Naturally, the next step in the progression of the project would be to rationally design a novel Cas9 protein with respect to the generated non-canonical PAM sequences, and to test the binding of the novel Cas9 DNA complex in order to achieve a completely in silico designed protein that has the ability to recognize a novel PAM sequence.

For this project, the interaction between Cas9 and the PAM region was ensured by further specifying physical fields such as the angle of torsion, degrees of freedom with respect to movement of the ligands, and repacking which allowed for the optimal conformation of the newly mutated protein so that conditions were ideal for binding.

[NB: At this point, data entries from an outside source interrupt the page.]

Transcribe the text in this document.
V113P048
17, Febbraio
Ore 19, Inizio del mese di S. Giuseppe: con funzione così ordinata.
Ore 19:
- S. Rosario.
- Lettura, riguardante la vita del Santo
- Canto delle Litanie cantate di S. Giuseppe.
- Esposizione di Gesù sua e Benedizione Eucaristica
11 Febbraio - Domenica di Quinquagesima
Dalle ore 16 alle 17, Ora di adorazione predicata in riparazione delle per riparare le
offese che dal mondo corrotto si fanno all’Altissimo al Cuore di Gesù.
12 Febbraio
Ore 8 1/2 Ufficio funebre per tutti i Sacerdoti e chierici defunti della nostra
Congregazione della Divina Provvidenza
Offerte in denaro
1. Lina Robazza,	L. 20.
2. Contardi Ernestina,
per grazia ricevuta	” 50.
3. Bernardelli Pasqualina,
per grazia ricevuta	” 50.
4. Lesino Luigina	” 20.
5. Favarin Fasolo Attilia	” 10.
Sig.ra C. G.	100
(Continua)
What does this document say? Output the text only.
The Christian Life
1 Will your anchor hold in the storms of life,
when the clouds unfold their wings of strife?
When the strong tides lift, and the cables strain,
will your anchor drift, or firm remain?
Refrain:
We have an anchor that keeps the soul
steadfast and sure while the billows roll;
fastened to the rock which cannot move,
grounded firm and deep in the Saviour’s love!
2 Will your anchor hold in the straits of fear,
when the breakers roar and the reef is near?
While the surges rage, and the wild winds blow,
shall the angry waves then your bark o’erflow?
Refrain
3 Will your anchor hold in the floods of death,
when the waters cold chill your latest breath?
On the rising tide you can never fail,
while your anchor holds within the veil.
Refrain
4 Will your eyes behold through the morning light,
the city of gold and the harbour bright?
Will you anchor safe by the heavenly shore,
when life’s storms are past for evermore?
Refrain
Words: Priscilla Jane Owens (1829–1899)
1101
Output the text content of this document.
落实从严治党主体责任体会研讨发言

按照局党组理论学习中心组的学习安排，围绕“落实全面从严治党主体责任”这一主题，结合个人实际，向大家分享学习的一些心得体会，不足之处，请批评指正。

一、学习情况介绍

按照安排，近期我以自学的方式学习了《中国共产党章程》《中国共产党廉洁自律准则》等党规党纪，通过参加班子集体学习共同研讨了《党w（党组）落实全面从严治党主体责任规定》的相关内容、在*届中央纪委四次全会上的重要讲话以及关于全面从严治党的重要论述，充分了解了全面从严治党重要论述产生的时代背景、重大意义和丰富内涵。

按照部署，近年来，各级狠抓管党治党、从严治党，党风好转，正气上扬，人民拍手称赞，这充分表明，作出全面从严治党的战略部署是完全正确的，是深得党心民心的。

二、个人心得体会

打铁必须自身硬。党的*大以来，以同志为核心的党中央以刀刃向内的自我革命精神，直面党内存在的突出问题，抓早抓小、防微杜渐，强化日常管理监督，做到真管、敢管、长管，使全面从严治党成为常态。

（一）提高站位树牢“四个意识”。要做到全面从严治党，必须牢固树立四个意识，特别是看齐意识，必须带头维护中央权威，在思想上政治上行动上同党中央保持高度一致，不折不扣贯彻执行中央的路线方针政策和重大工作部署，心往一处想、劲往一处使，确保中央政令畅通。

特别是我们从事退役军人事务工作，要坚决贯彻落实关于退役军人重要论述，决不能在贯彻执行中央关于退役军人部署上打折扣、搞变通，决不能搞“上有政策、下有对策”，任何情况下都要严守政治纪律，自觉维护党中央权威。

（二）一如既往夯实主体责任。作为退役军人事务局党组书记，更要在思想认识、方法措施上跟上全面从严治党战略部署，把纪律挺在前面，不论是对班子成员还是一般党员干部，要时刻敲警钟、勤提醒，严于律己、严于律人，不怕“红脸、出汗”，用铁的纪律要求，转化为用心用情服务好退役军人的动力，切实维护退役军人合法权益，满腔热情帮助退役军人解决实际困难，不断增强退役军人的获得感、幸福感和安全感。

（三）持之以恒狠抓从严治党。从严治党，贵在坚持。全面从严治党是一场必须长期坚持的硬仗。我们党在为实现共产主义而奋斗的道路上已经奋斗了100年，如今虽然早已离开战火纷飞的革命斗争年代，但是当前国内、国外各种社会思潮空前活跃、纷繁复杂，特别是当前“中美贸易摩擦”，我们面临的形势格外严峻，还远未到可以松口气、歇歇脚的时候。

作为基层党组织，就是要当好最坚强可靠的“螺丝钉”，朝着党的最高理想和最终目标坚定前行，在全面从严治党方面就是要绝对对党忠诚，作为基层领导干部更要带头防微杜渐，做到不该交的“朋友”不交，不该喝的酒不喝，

We hope to eventually include the Gibb's Free Energy value obtained from the interaction, as well as additional fields imposed mutation protocol by using other methods available such as the usage of a Task Factory and improving on the stringency of our current mutation script that implements the built-in mutate base function.

NGA PAM cas9 AA mutation
Analysis of amino acid substitutions in successful Cas9 proteins that have an affinity for the novel NGA PAM sequence from Kleinstiver et. al
NGC PAM cas9 AA mutation
Analysis of amino acid substitutions in successful Cas9 proteins that have an affinity for the novel NGC PAM sequence from Kleinstiver et. al *error: legend states that the PAM is NGA when NGC was analysed

This particular area of the project used a significant amount of data published by the Kleinstiver et al. paper to perform the analyses and protocols presented. We would like to thank the authors of the "Engineered CRISPR-Cas9 nucleases with altered PAM specificities" paper for providing the requested figures and data used for the design of this section of the project. Future work done in the area of rational Cas9 design would benefit from initial analysis of the methods and data provided by Kleinstiver et al.